Analytical Chemistry

Xiaojun Qu completed his Bachelor degree and Master degree from College of Veterinary Medicine-Northwest A&F University, China in 2012. In 2014, he started his Doctoral program at State Key Laboratory of Bioelectronics, School of Biological Science and Medical Engineering-Southeast University, supervised by Professor Qingjiang Sun. As planned, he will complete his Doctoral degree in 2019. His dissertation mainly focuses on the isothermal amplification reaction on different kinds of quantum dot-encoded bead, which are applicable for ultrasensitive detection of biological molecules. Until now, he has joined and finished two projects and has co-authored three papers on the esteemed international journals.
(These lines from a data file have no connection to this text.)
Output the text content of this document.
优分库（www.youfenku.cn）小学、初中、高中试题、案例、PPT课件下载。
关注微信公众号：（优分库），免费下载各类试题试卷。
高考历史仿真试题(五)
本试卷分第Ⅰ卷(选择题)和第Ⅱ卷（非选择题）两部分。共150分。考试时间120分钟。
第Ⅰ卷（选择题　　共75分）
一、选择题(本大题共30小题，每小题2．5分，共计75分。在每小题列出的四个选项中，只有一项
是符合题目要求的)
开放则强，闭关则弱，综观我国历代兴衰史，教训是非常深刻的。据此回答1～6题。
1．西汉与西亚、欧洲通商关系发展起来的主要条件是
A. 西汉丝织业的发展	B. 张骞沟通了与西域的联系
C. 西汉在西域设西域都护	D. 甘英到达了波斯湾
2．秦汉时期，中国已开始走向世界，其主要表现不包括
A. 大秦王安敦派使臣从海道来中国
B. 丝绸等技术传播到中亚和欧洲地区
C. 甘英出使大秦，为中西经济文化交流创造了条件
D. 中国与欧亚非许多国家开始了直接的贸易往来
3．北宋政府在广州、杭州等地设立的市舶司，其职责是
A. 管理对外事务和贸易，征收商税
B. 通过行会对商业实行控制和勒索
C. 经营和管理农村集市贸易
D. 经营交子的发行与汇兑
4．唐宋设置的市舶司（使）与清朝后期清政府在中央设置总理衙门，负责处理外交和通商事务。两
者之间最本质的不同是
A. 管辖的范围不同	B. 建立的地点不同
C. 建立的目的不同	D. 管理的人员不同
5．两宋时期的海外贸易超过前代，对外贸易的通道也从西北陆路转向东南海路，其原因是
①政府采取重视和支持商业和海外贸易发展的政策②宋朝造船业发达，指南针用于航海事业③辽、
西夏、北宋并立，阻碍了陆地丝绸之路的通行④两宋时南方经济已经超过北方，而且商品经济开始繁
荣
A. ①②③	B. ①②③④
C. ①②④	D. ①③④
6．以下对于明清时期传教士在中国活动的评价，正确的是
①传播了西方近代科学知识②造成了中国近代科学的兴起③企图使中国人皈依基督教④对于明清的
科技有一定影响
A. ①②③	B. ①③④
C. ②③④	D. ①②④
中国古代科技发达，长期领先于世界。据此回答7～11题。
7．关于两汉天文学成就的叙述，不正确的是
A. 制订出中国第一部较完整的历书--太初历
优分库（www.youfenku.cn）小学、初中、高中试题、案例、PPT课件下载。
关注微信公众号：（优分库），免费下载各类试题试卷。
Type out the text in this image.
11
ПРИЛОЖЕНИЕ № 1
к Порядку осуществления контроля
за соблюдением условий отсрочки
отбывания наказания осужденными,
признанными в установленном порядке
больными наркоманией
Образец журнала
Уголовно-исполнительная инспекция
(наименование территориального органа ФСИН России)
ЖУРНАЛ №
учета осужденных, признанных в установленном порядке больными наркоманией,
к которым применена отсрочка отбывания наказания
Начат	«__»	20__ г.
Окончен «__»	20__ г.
MicroRNAs (miRNAs) are a group of small size (19–25 nucleotides in length), non-coding RNAs that play regulating roles in many critical biological processes. Recently, accumulating evidence indicates that the aberrant expression of miRNAs is associated with cancer initiation, tumor stage. Thus, miRNAs have been regarded as bio-markers in cancer diagnose. However, the unique characteristics of miRNA, such as their small size, sequence homology among family members, and low abundance, make miRNA more challenging to be analyzed. This article report a protocol of direct implementation of nicking enzyme assisted strand displacement amplification (SDA) on quantum dot-encoded core-shell silica beads (Qbead) and its application for multiplexed assay of human liver carcinoma miRNAs. Qbeads with remarkably improved chemical and photo-stability allows efficient bio-conjugation, hybridization and SDA on the surface. Multifunctional hairpin probes were used, which contain capture sequence specific target binding, nicking enzyme recognition site for the exponential amplification, the G-rich segment as the signal reporter with [Ru(bpy)2(DI)]2+ (Ru-DI), and 3’-end sequence triggering the strand-displacement amplification reaction. By the presence of target and enzyme, using molecular switch Ru-DI, the bead-SDA assay significantly improves the detection sensitivity. A dynamic range of 5 logs and a detection limit of 0.5 fM are achieved, owing to SDAinduced fluorescence signal amplification. More importantly, the SDA on Qbead results in color difference amplification allows color analysis be a conceivable quantification method for the Qbeads-based assay. With benefits of SDA-induced color difference amplification, quantify multiplex miRNAs in cancer cell lysates realized. The Qbead-SDA assay with color analysis could potentially enable the development of point-ofcare diagnostics platforms.